Expiration of Major Cybersex Patent Could Set Off Explosive Innovation

Laptop
Friday marked a major milestone for the more than $15 billion adult toy industry, with the expiration of a longstanding patent. The basic idea behind the expiring patent is almost as old as the internet – that two users might sexually stimulate each other using devices controlled over the internet.
Bill Hinton Getty Images

Friday marked a major milestone for the more than $15 billion adult toy industry, with the expiration of a longstanding patent on sex toys controlled over the internet. The patent has been held in recent years by a company widely regarded as a ‘patent troll,’ focused not on developing usable technology, but instead on seeking monetary damages from anyone who infringed on their claim to the idea.

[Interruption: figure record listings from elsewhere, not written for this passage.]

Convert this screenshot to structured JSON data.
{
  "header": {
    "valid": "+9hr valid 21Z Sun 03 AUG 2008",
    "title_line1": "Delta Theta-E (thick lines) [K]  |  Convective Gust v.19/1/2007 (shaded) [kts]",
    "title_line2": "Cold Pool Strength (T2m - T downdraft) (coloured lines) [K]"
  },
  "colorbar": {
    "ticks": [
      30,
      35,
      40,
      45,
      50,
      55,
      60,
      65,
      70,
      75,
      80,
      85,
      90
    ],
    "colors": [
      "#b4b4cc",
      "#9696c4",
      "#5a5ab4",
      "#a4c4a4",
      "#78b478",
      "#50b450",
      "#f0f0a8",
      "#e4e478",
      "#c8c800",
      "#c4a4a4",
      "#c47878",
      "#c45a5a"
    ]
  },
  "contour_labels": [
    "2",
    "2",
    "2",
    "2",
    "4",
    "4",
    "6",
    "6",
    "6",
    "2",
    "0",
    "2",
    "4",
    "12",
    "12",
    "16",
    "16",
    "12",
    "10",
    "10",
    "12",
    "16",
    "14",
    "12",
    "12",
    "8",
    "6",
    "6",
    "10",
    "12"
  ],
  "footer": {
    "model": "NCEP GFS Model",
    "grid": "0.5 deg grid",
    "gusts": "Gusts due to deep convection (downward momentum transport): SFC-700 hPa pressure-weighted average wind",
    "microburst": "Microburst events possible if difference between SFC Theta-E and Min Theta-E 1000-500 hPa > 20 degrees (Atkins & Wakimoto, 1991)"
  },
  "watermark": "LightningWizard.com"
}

Sex industry insiders speaking with Ars Technica described the moment as a watershed, which could unleash a wave of innovation in so-called “sex tech.” The basic idea behind the expiring patent is almost as old as the internet – that two users might sexually stimulate each other using devices controlled over the internet.

Sales of sex toys have been recently measured at about $15 billion per year, but many have projected major growth for the industry thanks to eroding taboos and high-profile cultural landmarks such as the 50 Shades of Grey books and films. Removing obstacles to internet-linked sex-toys — a field often referred to as “teledildonics” — could further spur growth.

“The race will be on to create the most fantastic orgasmic experiences possible over an Internet connection,” Maxine Lynn, an intellectual property lawyer specializing in sex technology, told Ars.

Get Data Sheet, Fortune’s technology newsletter.

Other forms of remote sex, from porn to sexting, have certainly thrived in the digital era. But TZU Technologies, the owners of patent #6,368,268 (a “Method and device for interactive virtual control of sexual aids using digital computer networks”) have in recent years filed frequent infringement lawsuits against product developers. That included at least six filings in 2015, among them a suit against a Kickstarter project intended only to enable virtual handholding. Kickstarter was named as a codefendant in that suit, which the plaintiff partly withdrew when Kickstarter moved to fight it in court.

Whatever your feelings about this specific strain of salacious tech, then, the case highlights still-unresolved problems in the way technology patents are awarded, interpreted, and enforced. The 1998 cybersex patent, like those in other instances of patent trolling, is extremely broad, describing general functions (“select input device and stimulation device”) rather than specific mechanisms. There is also compelling evidence it wasn’t even novel at the time it was filed.

The Electronic Frontier Foundation describes the current patent system as so vulnerable to patent trolls that it’s fundamentally “broken.” Similar tactics have been used to file expensive, distracting claims over the basic functionality behind everything from scanning documents to sending email.